In Heti Világgazdaság, Árpád W. Tóta believes that the paedophile pardon scandal could ’sweep aside’ the President of the Republic and the former Minister of Justice who countersigned the pardon because a media world independent of the government still exists. The news of the pardon surfaced almost a year after it went into effect because someone who found it in official documents could find outlets that would publish it. The news was broken by 444, whereupon the details were amplified by Heti Világgazdaság, Telex and the rest of the opposition media, he explains. Tóta accuses the government of intending to launch a new campaign against that opposition media world through its recently enacted Sovereignty Protection Act. (See BudaPost, 203. November 27.)

In Demokrata, on the other hand, András Bencsik describes Bishop Balog, without mentioning him by name, as a ’good person’ who interceded to save a ’straying sheep’ not mindful of destroying the moral bastion of the government side, that is the ’leave our children alone’ principle. However, he continues, that bastion was only damaged and President Katalin Novák and former justice minister Judit Varga saved it from collapse with their resignations. In his final remark, he calls on the pro-government side not to abandon the two ladies who have done so much for their community.

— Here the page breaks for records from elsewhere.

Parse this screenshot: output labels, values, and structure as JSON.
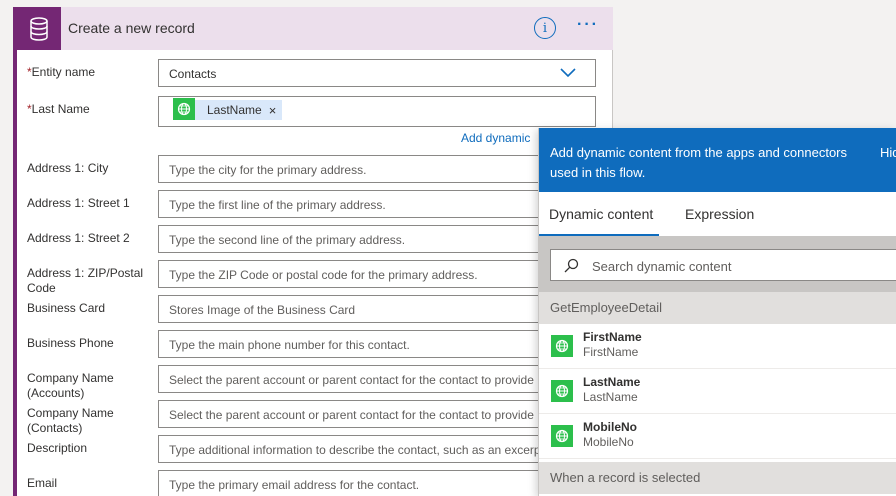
{
  "card": {
    "title": "Create a new record",
    "info_icon": "i",
    "more_icon": "···"
  },
  "fields": [
    {
      "label": "Entity name",
      "required": "*",
      "value": "Contacts"
    },
    {
      "label": "Last Name",
      "required": "*",
      "token": "LastName",
      "token_close": "×"
    },
    {
      "label": "Address 1: City",
      "placeholder": "Type the city for the primary address."
    },
    {
      "label": "Address 1: Street 1",
      "placeholder": "Type the first line of the primary address."
    },
    {
      "label": "Address 1: Street 2",
      "placeholder": "Type the second line of the primary address."
    },
    {
      "label": "Address 1: ZIP/Postal Code",
      "placeholder": "Type the ZIP Code or postal code for the primary address."
    },
    {
      "label": "Business Card",
      "placeholder": "Stores Image of the Business Card"
    },
    {
      "label": "Business Phone",
      "placeholder": "Type the main phone number for this contact."
    },
    {
      "label": "Company Name (Accounts)",
      "placeholder": "Select the parent account or parent contact for the contact to provide"
    },
    {
      "label": "Company Name (Contacts)",
      "placeholder": "Select the parent account or parent contact for the contact to provide"
    },
    {
      "label": "Description",
      "placeholder": "Type additional information to describe the contact, such as an excerp"
    },
    {
      "label": "Email",
      "placeholder": "Type the primary email address for the contact."
    }
  ],
  "add_dynamic_link": "Add dynamic",
  "panel": {
    "header_text": "Add dynamic content from the apps and connectors used in this flow.",
    "hide_label": "Hid",
    "tabs": [
      "Dynamic content",
      "Expression"
    ],
    "search_placeholder": "Search dynamic content",
    "group1": "GetEmployeeDetail",
    "items": [
      {
        "title": "FirstName",
        "subtitle": "FirstName"
      },
      {
        "title": "LastName",
        "subtitle": "LastName"
      },
      {
        "title": "MobileNo",
        "subtitle": "MobileNo"
      }
    ],
    "group2": "When a record is selected"
  },
  "colors": {
    "brand": "#742774",
    "header_bg": "#ecdfec",
    "accent": "#0f6cbd",
    "connector_green": "#2cbf4c"
  },
  "icons": {
    "card": "database-icon",
    "token": "globe-icon",
    "search": "search-icon",
    "dropdown": "chevron-down-icon"
  }
}
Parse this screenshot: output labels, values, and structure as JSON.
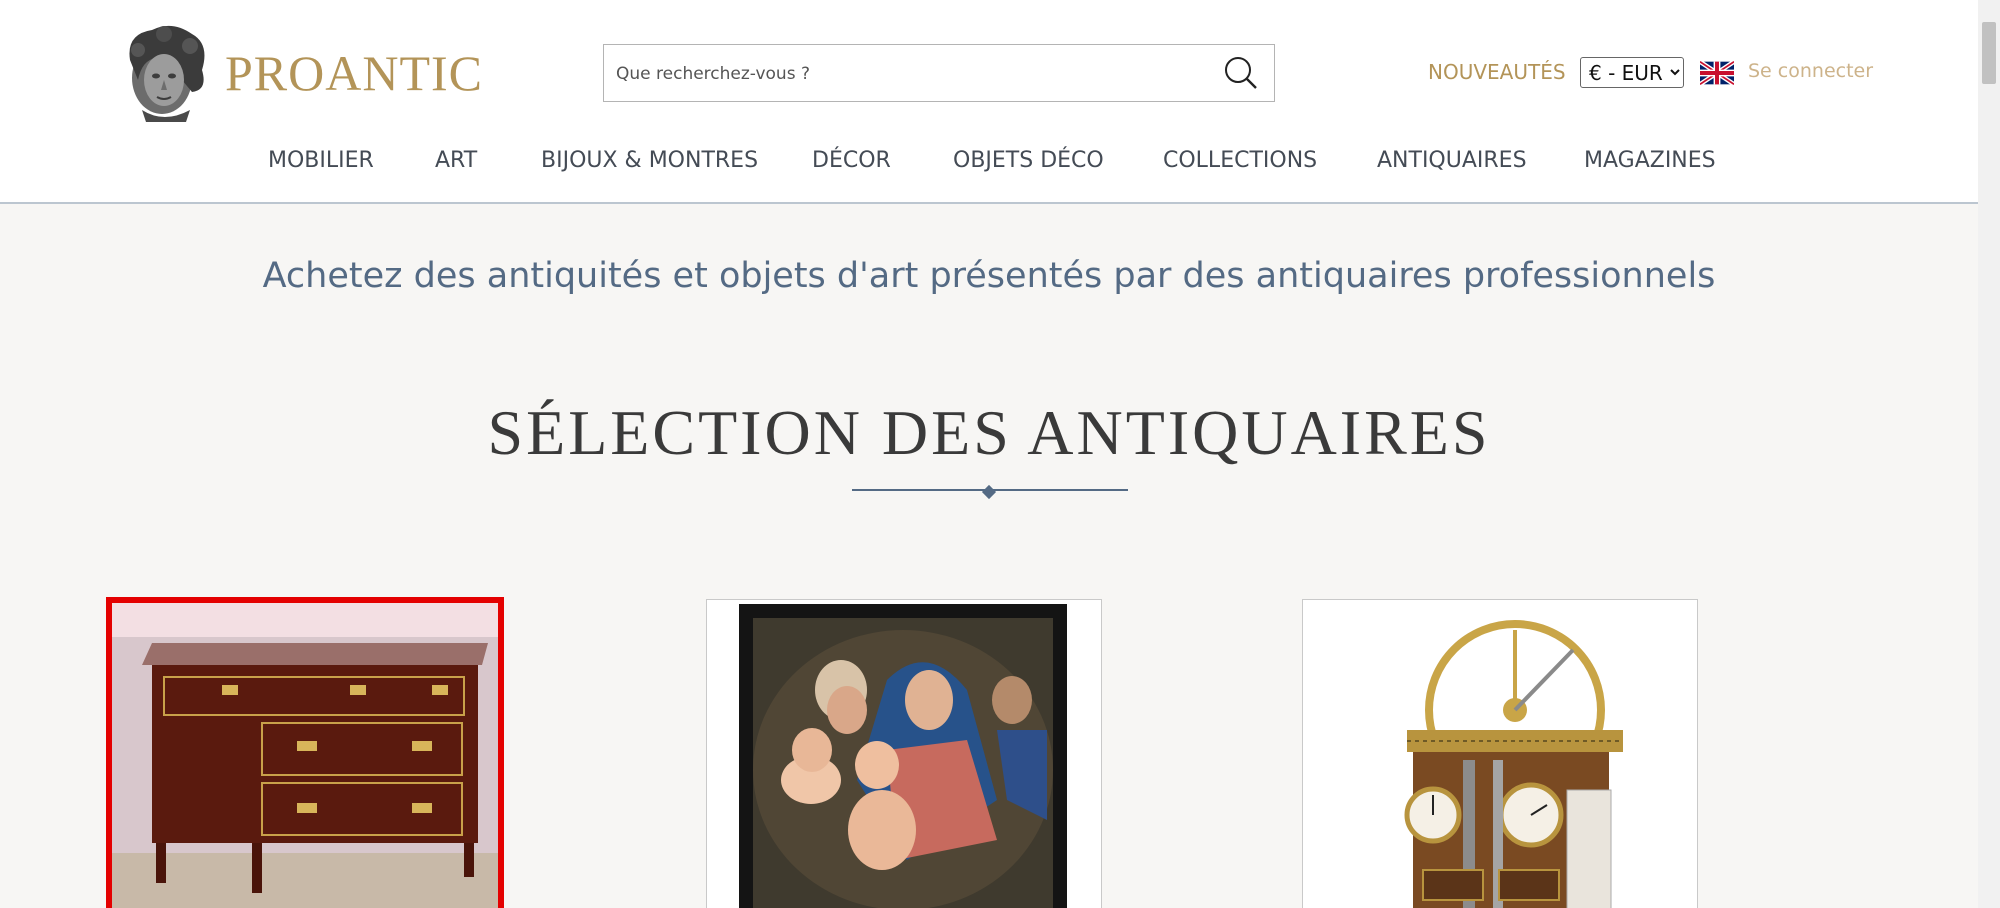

In Jelen, Zoltán Lakner tries to answer the question of why despite consecutive crises including this latest one, the government shows no signs of weakening. He believes that Hungary is not a democracy, nevertheless, he believes it possible for the opposition to achieve a shift in the balance of power and create the conditions for what he calls the restoration of democracy. For that to happen, Lakner writes, opposition parties should unite behind one strategy and one project to submit to the electorate for judgment. Instead, they tend to resign themselves to their current plight and mainly focus on rivalry with fellow opposition forces, he complains.

In Mandiner, philosopher András Lánczi concedes that with all the recent crises like the COVID pandemic, inflation, economic policy issues, and cases of foreign interference, according to political science textbooks, Prime Minister Orbán should have been voted out of office a long time ago. He suggests that such an event is not on the cards because Fidesz has managed to represent the historical experience accumulated by several generations and meanwhile offers a system of values that bolsters people’s self-esteem. It also offers the opposite of the left-liberal worldview of relativism, namely the conviction that ‘truth exists’ which is an idea without which ’people just cannot live’. All in all, he concludes, Fidesz has accumulated substantial moral capital – and its political success will last as long as that capital is not squandered.